Das Futur

(norwegisch: presens futurum)


Verbformen im Futur zeigen diese Sätze:

Uiii, das wird schwer werden! [Harry Rowohlt, 1998 SWR 1: Leute]

Nein, die Kollegen bei der Tagesschau, die wird das mit Sicherheit überraschen. Die wussten das na..., die wissen das eigentlich bis heute nicht, es sei denn, sie haben das Buch schon gelesen. [Jörg Wontorra, 1997 in SDR3: Leute]

Und wenn Sie jetzt anfangen zu spekulieren, was wird sein, wenn wir unser Ziel nicht erreicht haben, machen Sie einen Fehler. [Wolfgang Schäuble, 1998 in SWR1: Leute]

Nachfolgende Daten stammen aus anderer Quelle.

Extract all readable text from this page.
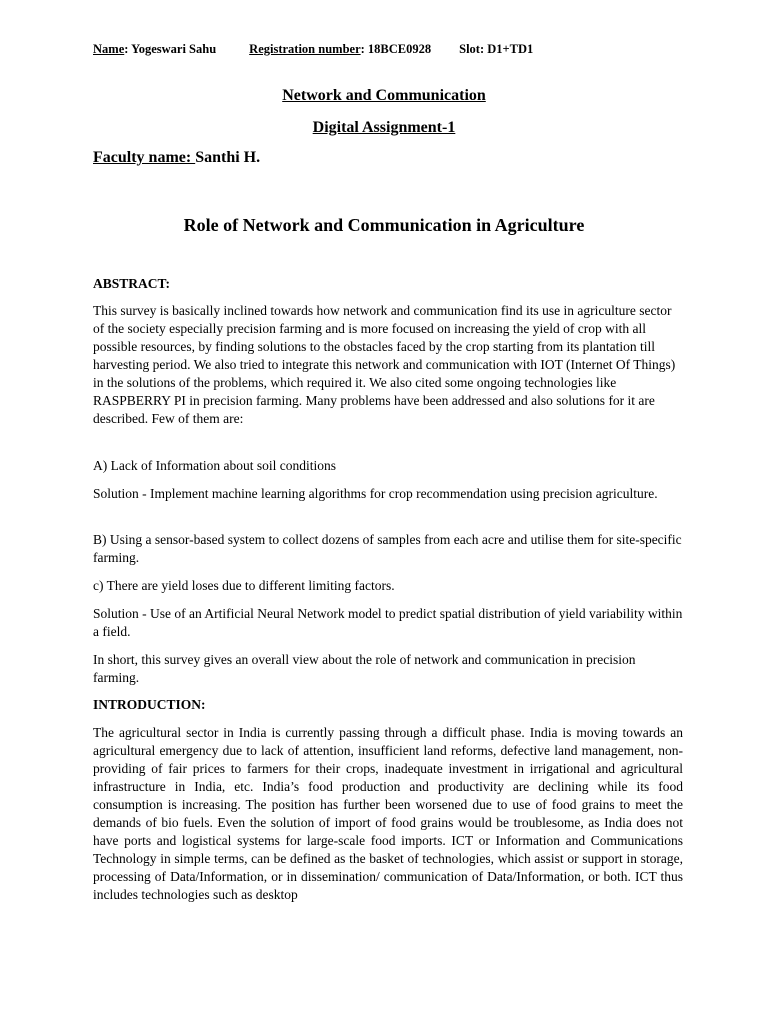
Name: Yogeswari Sahu	Registration number: 18BCE0928 Slot: D1+TD1
Network and Communication
Digital Assignment-1
Faculty name: Santhi H.
Role of Network and Communication in Agriculture
ABSTRACT:

This survey is basically inclined towards how network and communication find its use in agriculture sector of the society especially precision farming and is more focused on increasing the yield of crop with all possible resources, by finding solutions to the obstacles faced by the crop starting from its plantation till harvesting period. We also tried to integrate this network and communication with IOT (Internet Of Things) in the solutions of the problems, which required it. We also cited some ongoing technologies like RASPBERRY PI in precision farming. Many problems have been addressed and also solutions for it are described. Few of them are:

A) Lack of Information about soil conditions

Solution - Implement machine learning algorithms for crop recommendation using precision agriculture.

B) Using a sensor-based system to collect dozens of samples from each acre and utilise them for site-specific farming.

c) There are yield loses due to different limiting factors.

Solution - Use of an Artificial Neural Network model to predict spatial distribution of yield variability within a field.

In short, this survey gives an overall view about the role of network and communication in precision farming.

INTRODUCTION:

The agricultural sector in India is currently passing through a difficult phase. India is moving towards an agricultural emergency due to lack of attention, insufficient land reforms, defective land management, non-providing of fair prices to farmers for their crops, inadequate investment in irrigational and agricultural infrastructure in India, etc. India’s food production and productivity are declining while its food consumption is increasing. The position has further been worsened due to use of food grains to meet the demands of bio fuels. Even the solution of import of food grains would be troublesome, as India does not have ports and logistical systems for large-scale food imports. ICT or Information and Communications Technology in simple terms, can be defined as the basket of technologies, which assist or support in storage, processing of Data/Information, or in dissemination/ communication of Data/Information, or both. ICT thus includes technologies such as desktop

Die Form aus werden + Infinitiv unterscheidet sich von "echten" einfachen Tempusformen schon dadurch, dass sie analytisch gebildet wird. Eine Einordnung unter die einfachen Tempora lässt sich jedoch kombinatorisch rechtfertigen:

Analog zu den zusammengesetzten Tempora Präsensperfekt und Präteritumperfekt gibt es auch ein Futurperfekt. Die "werden-Umschreibung" beim Futur verhält sich bezogen auf diese Kombinationsmöglichkeit ähnlich wie Präsens und Präteritum.

Das Futur ist – anders als das Präteritum und das Präsens – nicht rein temporal zu interpretieren. Futursätze können als Aussage über ein Ereignis, das am Tag nach ihrer Äußerung mit Sicherheit (bezogen auf die subjektive Einschätzung des Sprechers) eintreten wird oder wahrscheinlich bzw. möglicherweise eintreten wird, interpretiert werden:

Hans wird morgen in Köln sein.

Mit dem Satz

Hans wird jetzt in Köln sein.

wird alleine die Möglichkeit oder Wahrscheinlichkeit eines Ereignisses zum Ausdruck gebracht. Das Temporaladverb jetzt steht semantisch im Konflikt mit der futurischen Tempusbedeutung. Der Satz kann deshalb nur einen modalen Gegenwartsbezug ausdrücken.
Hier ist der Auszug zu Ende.